14 February 2009

The end of neo-liberalism is here.

It was only the cant of the self interested dressed up as economic philosophy.
It was characterised by:

An insane and irrational hatred of Unions.
A dislike of ’step up’ socio-economic policies, such a free education, technical training, etc.
An incredible ‘kow towing’ to financial and traditional elites, manufacturing elites didn't do as well.
A real suspicion of science, particularly research, especially in areas that conflicted with idiological postions.
A belief that the resources of the world are infinite.

All in all, its a desire to return to an imagined late 19th century social and economic order, to murder the new deal in the bath.
Their fiercer cousins, neo-conservatives, took that further, wanting to go back to an 18th/19th century World colonial order.

Like a revenge by throwbacks from the 1890’s who got passed by modernity.

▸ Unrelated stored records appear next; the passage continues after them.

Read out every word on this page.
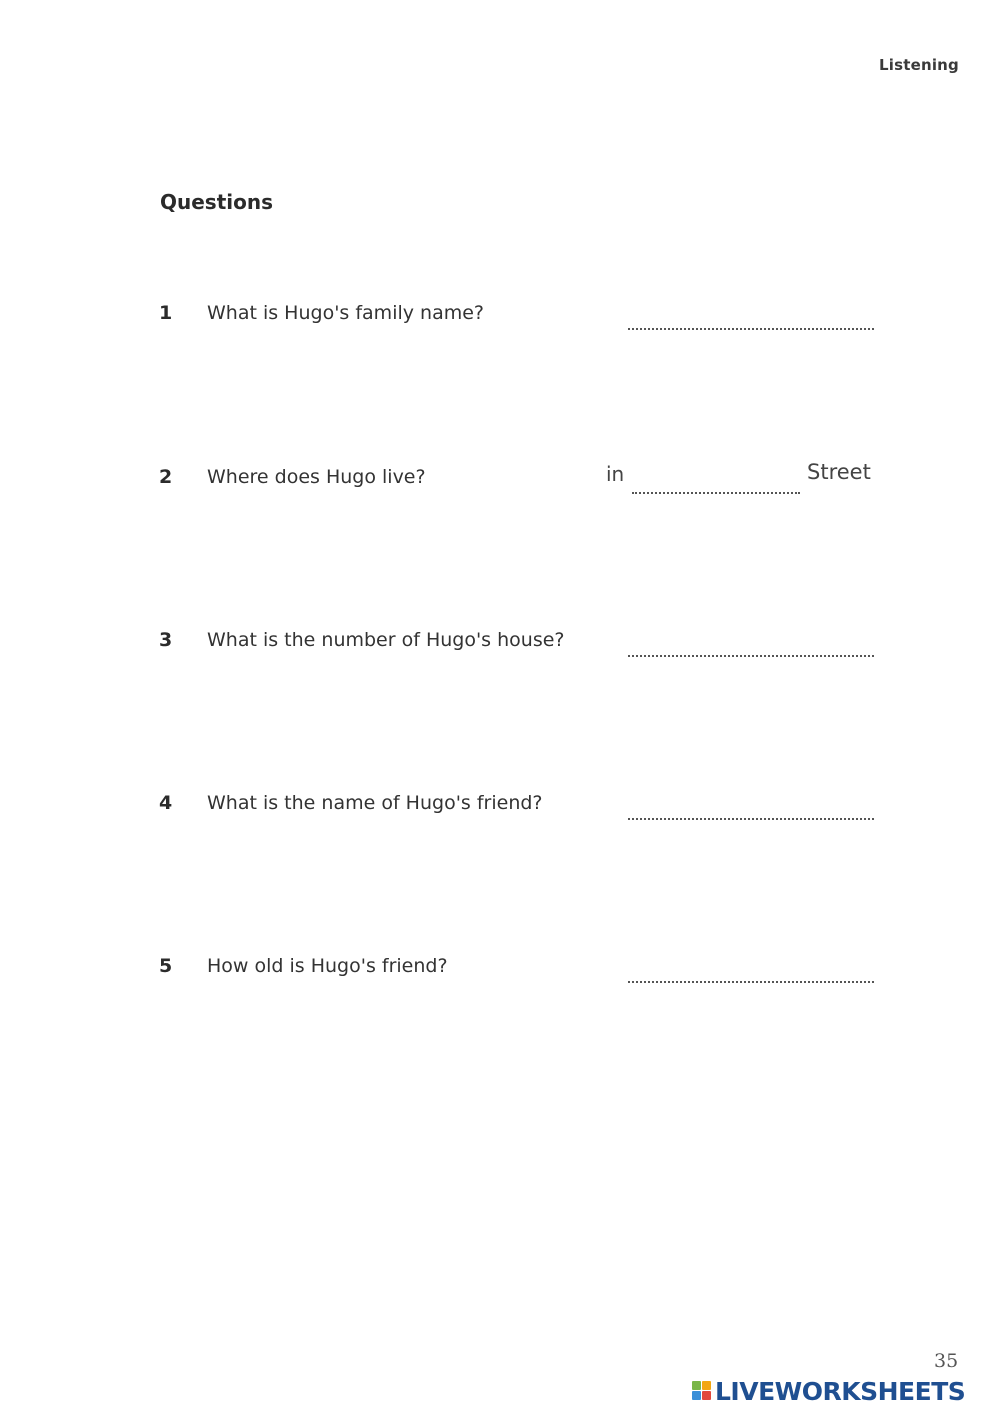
Listening
Questions
1 What is Hugo's family name?
2 Where does Hugo live?	in	Street
3 What is the number of Hugo's house?
4 What is the name of Hugo's friend?
5 How old is Hugo's friend?
35
LIVEWORKSHEETS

The fact that it was insane and illogical escaped them, the imagined 1890’s Nirvana never existed.(in reality it was a period of immense turmoil and change).

The greatest new buyers of this line of thought came mostly from middle class backgrounds, which barely existed in the 1890's, if the project actually successful they would essentially be eliminating their own class.

Bizzaro stuff. Denounce workers for supporting protectionism (tariffs, quotas, subsidies, etc). Use the required basic economic model to show the inefficiencies, but not the longer term economic benefits and not even consider flexible labor markets in the services of highly-paid professions (economists, executives, surgeons, etc).

So what is the new economic order? More local production? Less trade? Where is the capital coming from? What about skill levels? What sort of society do we want?

We can make quick changes, Australia before the 2nd World War was broke and could not even make a gun but by the end we were making, here in Australia, guns, ships, radar, computers, Mustangs and Mosquitos (the F-22 and F-35 of their day).

So it ain’t over until it is over. And in the end, the big boys, US, EU, China, Japan, will make their own good/bad decisions. But what are our decisions? What is right for us? What can we do to get through this? How can we emerge with a strong economy and a good standard of living?

Nobody knows because this is not a recession, its a collapse of the US dollar paradigm, the current pattern of globalisation, the end of new investments in prior energy production systems and ground zero of the complete disintermediation of traditional content delivery systems.

The future is another country and for now we stumble through no mans land between the country we have left and the undiscovered country of tomorrow.

1 comment:

Bron Suchecki said...

We have a long while wandering in the wilderness before the average person realises things have changed.